Chromatin Computation: Epigenetic Inheritance as a Pattern Reconstruction Problem
Arnold, C, Stadler, P.F., Prohaska, S.J. 2013. Chromatin Computation: Epigenetic Inheritance as a Pattern Reconstruction Problem. Journal of Theoretical Biology 336(7): 61-74. [PDF]
Eukaryotic histones carry a diverse set of specific chemical
modifications that accumulate over the life-time of a cell and have a
crucial impact on the cell state in general and the transcriptional
program in particular. Replication constitutes a dramatic disruption
of the chromatin states that effectively amounts to partial erasure of
stored information. To preserve its epigenetic state the cell
reconstructs (at least part of) the histone modifications by means of
processes that are still very poorly understood. A plausible hypothesis
is that the different combinations of reader and writer domains in
histone-modifying enzymes implement local rewriting rules that are
capable of ``recomputing'' the desired parental modification patterns on
the basis of the partial information contained in that half of the
nucleosomes that predate replication.
To test whether such a mechanism is theoretically feasible, we have developed a flexible stochastic simulation system (available at http://www.bioinf.uni-leipzig.de/Software/StoChDyn) for studying the dynamics of histone modification states. The implementation is based on Gillespie's approach, i.e., it models the master equation of a detailed chemical model. It is efficient enough to use an evolutionary algorithm to find patterns across multiple cell divisions with high accuracy.

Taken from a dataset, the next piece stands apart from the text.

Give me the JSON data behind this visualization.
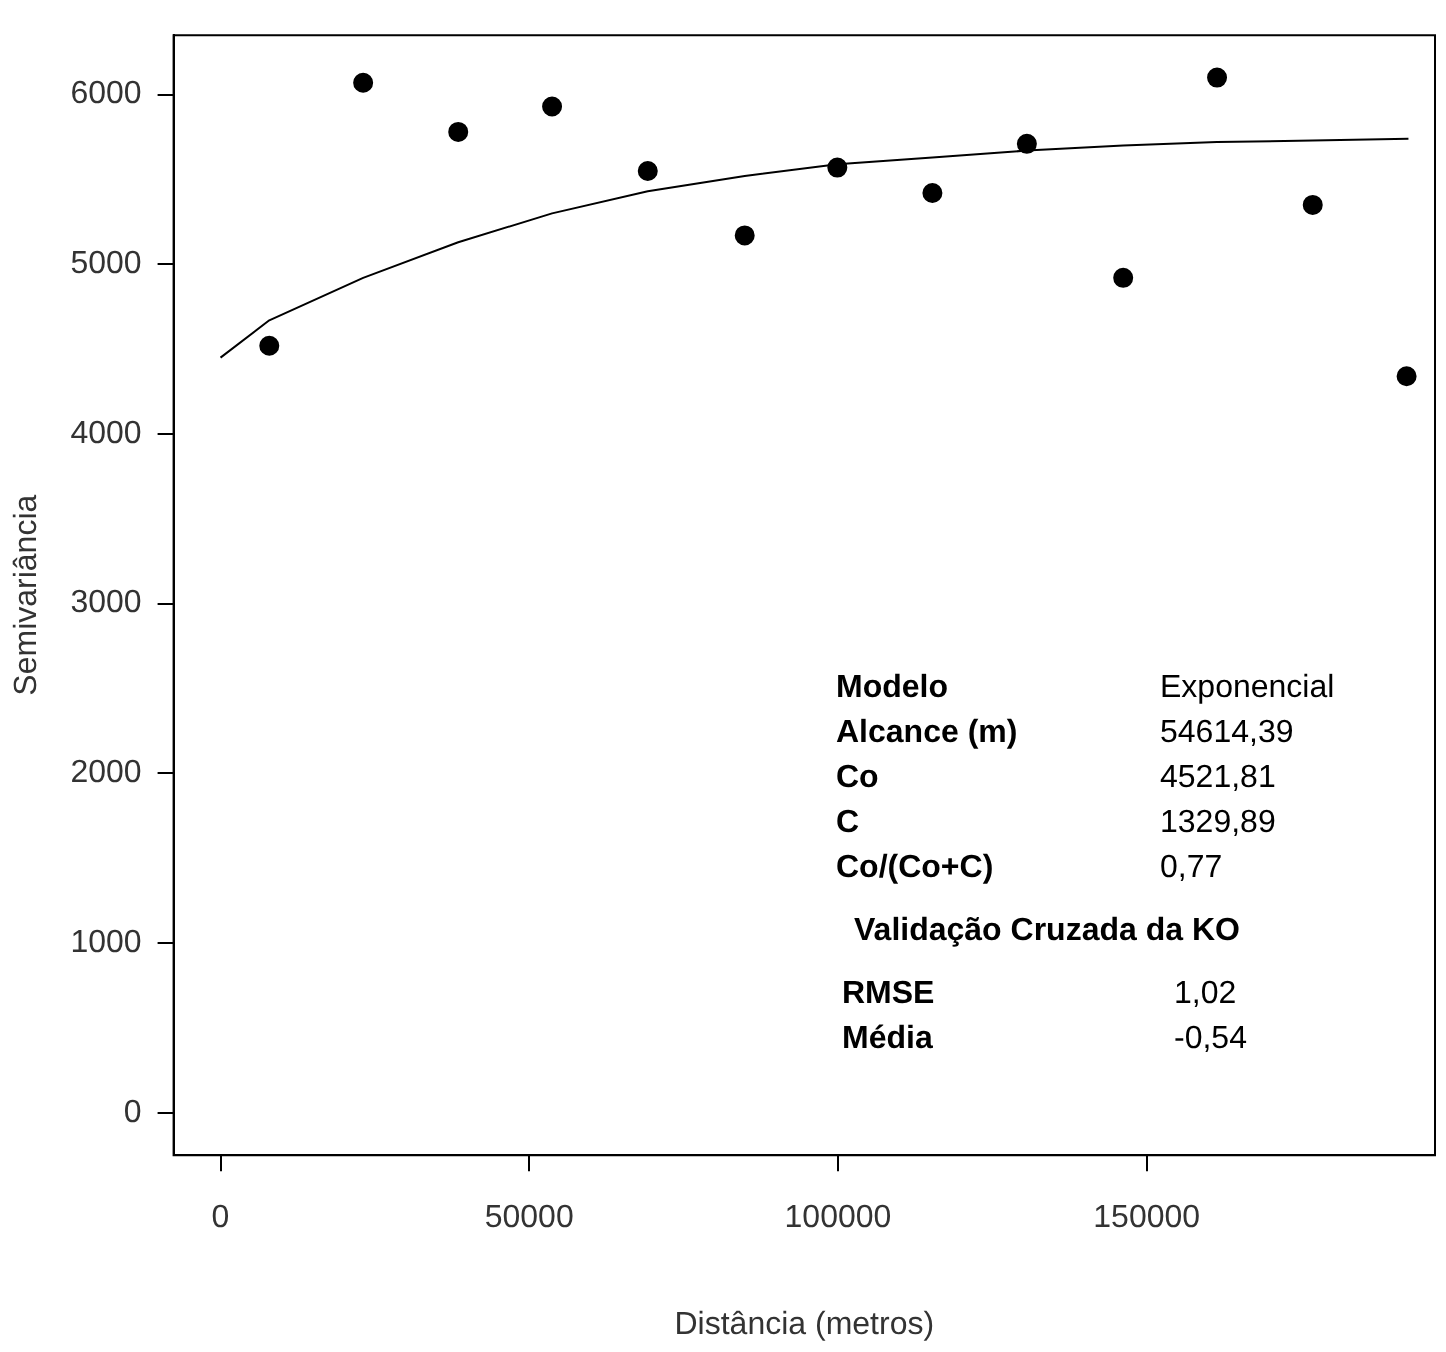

We found that it is easy to evolve a system of enzymes that can maintain a particular chromatin state roughly stable, even without explicit boundary elements separating differentially modified chromatin domains. However, the success of this task depends on several previously unanticipated factors, such as the length of the initial state, the specific pattern that should be maintained, the time between replications, and chemical parameters such as enzymatic binding and dissociation rates. All these factors also influence the accumulation of errors in the wake of cell divisions.